«Queste sono le nostre elezioni, non quelle cinesi. Se Pechino pretende di interferire nelle elezioni democratiche di altri Paesi, cominci a rendere democratiche le proprie». Joseph Wu, il ministro degli Esteri di Taiwan, è abituato alle pressioni cinesi e non è uno che le mandi a dire. Oggi i cittadini della piccola Cina nazionalista (24 milioni di abitanti, una formica rispetto all'elefante comunista che ne ha 1,4 miliardi) vanno alle urne per scegliersi il presidente della Repubblica e il nuovo Parlamento. Liberamente, come usa da noi in Occidente, e come tanto vorrebbero fare a Hong Kong. In ballo, come e più del solito, c'è il destino di questo piccolo Stato coraggioso che sfida la pretesa cinese di negargli perfino l'esistenza, in quanto lo considera solo una provincia ribelle dell'unica Cina, quella comunista. A contendersi la presidenza ci sono il capo di Stato uscente, la signora Tsai Ing-wen, e Han Kuo-yu, il candidato del partito Kuomintang, un tempo baluardo dell'indipendenza di Taiwan da Pechino e oggi fautore del compromesso con Xi Jinping per salvaguardare la ricchezza dell'isola.

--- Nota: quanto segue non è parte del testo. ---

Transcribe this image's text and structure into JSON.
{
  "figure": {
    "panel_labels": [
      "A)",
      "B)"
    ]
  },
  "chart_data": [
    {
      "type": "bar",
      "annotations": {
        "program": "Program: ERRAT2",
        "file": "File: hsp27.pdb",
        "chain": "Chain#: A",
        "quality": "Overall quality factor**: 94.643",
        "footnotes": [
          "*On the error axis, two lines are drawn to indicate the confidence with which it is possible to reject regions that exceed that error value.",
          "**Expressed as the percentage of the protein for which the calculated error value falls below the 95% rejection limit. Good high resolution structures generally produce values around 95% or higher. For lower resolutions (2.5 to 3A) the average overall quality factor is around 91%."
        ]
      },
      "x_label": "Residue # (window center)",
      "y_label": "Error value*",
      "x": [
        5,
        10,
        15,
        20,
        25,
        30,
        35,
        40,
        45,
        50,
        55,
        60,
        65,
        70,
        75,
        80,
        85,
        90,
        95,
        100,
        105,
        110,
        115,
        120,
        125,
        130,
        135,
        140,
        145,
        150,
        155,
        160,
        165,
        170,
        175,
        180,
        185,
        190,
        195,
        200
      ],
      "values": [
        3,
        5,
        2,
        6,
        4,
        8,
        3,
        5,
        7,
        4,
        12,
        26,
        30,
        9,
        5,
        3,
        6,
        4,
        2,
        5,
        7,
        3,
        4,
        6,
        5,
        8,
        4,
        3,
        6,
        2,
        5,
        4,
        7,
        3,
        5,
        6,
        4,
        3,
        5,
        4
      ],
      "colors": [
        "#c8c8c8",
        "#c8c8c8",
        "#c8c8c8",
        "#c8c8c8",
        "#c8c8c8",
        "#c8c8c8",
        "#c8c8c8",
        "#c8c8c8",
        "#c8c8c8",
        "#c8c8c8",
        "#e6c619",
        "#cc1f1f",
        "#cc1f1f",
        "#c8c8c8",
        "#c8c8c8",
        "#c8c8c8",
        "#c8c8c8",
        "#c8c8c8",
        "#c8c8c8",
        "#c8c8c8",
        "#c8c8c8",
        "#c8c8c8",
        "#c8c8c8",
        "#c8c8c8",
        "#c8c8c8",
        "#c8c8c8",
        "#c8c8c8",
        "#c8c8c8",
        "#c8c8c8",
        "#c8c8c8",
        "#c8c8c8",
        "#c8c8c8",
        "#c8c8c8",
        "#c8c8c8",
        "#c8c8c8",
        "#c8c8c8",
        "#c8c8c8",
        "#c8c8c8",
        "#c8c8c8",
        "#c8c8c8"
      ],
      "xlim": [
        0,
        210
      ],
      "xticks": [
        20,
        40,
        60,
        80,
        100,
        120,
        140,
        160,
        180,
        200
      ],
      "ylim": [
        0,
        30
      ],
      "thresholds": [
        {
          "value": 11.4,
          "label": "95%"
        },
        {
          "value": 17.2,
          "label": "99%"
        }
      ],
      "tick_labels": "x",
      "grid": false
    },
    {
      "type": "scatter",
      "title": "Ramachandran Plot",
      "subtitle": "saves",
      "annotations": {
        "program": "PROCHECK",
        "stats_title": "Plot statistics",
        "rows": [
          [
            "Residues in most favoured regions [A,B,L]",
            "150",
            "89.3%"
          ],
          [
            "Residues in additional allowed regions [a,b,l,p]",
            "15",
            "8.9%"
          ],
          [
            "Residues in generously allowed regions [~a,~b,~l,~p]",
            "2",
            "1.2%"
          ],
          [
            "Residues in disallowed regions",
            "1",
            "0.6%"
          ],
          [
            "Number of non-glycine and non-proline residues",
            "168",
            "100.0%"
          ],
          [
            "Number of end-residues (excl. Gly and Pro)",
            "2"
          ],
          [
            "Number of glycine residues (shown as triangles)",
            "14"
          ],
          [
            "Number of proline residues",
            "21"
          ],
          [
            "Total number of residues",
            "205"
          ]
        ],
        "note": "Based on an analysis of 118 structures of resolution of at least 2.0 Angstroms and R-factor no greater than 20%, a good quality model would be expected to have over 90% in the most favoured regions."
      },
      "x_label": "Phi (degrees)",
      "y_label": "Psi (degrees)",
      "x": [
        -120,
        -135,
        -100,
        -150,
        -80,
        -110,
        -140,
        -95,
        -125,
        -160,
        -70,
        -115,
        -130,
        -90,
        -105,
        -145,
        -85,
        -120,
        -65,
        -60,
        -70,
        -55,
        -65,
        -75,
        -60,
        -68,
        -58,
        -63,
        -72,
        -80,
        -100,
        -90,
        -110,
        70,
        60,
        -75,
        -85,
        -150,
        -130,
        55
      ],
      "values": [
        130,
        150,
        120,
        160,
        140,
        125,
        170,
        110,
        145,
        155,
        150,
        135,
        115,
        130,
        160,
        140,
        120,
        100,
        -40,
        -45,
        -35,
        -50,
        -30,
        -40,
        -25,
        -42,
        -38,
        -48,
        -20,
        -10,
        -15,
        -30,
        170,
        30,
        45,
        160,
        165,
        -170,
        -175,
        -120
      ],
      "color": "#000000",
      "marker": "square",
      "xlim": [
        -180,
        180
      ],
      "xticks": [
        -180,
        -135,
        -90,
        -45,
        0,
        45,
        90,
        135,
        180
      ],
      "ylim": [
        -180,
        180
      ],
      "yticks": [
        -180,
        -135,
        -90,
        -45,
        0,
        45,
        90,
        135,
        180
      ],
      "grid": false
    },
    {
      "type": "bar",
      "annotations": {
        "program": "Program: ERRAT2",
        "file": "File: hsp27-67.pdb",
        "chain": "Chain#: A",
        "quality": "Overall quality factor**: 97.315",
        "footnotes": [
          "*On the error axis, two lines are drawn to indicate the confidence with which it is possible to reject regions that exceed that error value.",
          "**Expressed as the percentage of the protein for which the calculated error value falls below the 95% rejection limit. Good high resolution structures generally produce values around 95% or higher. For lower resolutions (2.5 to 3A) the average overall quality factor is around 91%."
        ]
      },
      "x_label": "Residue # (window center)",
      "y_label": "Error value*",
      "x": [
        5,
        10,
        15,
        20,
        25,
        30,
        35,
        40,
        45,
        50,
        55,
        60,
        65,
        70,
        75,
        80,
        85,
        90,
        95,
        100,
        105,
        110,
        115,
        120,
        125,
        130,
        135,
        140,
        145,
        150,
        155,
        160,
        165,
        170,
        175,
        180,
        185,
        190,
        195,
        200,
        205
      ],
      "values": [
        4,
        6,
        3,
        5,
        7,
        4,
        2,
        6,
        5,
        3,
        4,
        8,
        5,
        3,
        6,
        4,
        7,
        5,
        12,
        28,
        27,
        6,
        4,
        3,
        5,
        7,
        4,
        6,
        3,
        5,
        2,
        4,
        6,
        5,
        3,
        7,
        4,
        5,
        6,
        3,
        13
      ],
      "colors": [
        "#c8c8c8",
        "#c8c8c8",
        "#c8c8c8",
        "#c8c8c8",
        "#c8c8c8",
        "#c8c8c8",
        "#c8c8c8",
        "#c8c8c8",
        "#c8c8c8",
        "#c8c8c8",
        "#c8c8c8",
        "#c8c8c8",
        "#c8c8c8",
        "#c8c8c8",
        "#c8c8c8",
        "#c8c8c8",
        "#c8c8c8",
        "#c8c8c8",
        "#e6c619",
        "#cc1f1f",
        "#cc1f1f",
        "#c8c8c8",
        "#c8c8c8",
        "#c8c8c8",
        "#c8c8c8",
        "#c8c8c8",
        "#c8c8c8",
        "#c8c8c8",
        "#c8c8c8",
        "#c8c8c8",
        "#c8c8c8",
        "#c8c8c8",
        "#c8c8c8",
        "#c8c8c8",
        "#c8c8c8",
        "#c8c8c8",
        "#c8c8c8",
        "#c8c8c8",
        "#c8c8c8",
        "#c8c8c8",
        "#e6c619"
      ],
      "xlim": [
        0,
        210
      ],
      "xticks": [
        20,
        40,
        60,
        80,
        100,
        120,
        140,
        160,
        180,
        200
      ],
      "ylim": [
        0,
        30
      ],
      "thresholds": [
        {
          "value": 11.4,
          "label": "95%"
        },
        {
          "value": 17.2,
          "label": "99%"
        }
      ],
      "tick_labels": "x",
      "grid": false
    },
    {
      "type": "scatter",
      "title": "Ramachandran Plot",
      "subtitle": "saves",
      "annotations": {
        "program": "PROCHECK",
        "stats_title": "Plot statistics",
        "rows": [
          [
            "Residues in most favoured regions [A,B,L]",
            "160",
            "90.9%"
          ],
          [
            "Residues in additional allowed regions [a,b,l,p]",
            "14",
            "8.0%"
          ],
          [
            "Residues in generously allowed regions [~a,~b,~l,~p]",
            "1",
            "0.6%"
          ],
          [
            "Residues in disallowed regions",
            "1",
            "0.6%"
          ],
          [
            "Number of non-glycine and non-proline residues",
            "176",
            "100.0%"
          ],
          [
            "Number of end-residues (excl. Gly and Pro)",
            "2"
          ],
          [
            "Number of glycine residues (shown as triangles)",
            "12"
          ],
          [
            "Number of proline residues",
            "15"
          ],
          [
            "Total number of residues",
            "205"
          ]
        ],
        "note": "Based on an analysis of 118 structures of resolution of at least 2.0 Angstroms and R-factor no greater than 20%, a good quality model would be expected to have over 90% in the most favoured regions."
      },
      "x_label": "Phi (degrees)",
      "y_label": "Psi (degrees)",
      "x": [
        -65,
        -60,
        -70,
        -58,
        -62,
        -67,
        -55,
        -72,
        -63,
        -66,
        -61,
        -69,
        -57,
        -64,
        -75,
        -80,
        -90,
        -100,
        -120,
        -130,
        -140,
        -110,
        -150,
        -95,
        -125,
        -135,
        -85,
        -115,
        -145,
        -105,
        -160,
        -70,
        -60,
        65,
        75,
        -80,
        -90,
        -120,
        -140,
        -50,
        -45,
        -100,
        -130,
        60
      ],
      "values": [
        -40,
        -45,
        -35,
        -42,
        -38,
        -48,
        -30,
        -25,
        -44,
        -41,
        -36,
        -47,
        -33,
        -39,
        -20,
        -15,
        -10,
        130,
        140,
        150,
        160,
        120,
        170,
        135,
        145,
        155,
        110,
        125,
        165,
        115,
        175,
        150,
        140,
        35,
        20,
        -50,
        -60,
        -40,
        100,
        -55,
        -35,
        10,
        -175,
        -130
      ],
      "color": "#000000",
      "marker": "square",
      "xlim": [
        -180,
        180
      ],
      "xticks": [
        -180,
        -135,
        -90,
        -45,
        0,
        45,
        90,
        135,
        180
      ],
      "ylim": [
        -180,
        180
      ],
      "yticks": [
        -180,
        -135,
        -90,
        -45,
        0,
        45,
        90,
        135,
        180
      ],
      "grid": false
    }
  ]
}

Il presidente cinese ha minacciato che se l'indipendentista Tsai sarà rieletta considererà ogni opzione, inclusa quella estrema di annettere a forza l'isola ribelle. Ma il risultato elettorale pare scontato: la signora Tsai vincerà alla grande, e tutto a causa di Hong Kong. Fino a un anno fa, i taiwanesi sembravano propensi a cambiare cavallo e ad affidarsi al Kuomintang, e questo sia per ragioni economiche (la «piccola tigre» taiwanese è un po' in affanno) sia nel timore che troppa aggressività verso Pechino non fosse poi una buona idea. Alle elezioni locali di un anno fa l'opposizione aveva trionfato, e il destino delle elezioni del 2020 pareva già segnato. Poi è cominciata la rivolta di Hong Kong ed è arrivata la sua repressione, e i taiwanesi hanno dovuto constatare che la Cina comunista è quello che è, e non quello che a loro piacerebbe che fosse: e si sono ricordati che, proprio come dice Tsai Ing-wen, libertà civili e democrazia vengono prima della crescita economica. L'ultimo sondaggio, che risale a dieci giorni fa, dava alla presidente uscente un vantaggio incolmabile di 30 punti percentuali.
Cosa succederà a partire da oggi, quando il candidato preferito di Pechino sarà stato umiliato? Difficile che lo scornato Xi opti per un'azione militare: Taiwan è armata fino ai denti dagli americani, che la considerano un alleato prezioso in Estremo Oriente. Il presidente cinese ordinerà più probabilmente un brusco aumento delle pressioni, riducendo i contatti economici privilegiati con la Cina che tanto benessere assicurano a Taiwan, limitando ancor più di oggi i flussi turistici cinesi verso l'isola (altra grande fonte di introiti) e lavorando per privare Taipei dell'ultima manciata di Paesi al mondo che ancora ne riconoscono la sovranità.
A Taipei sono preparati. Sanno che dopo Hong Kong, dove già oggi il 30% dei cittadini soffre di stress paragonabili a quelli di chi vive in zona di guerra, toccherà a loro di difendere senza paura la loro preziosa libertà.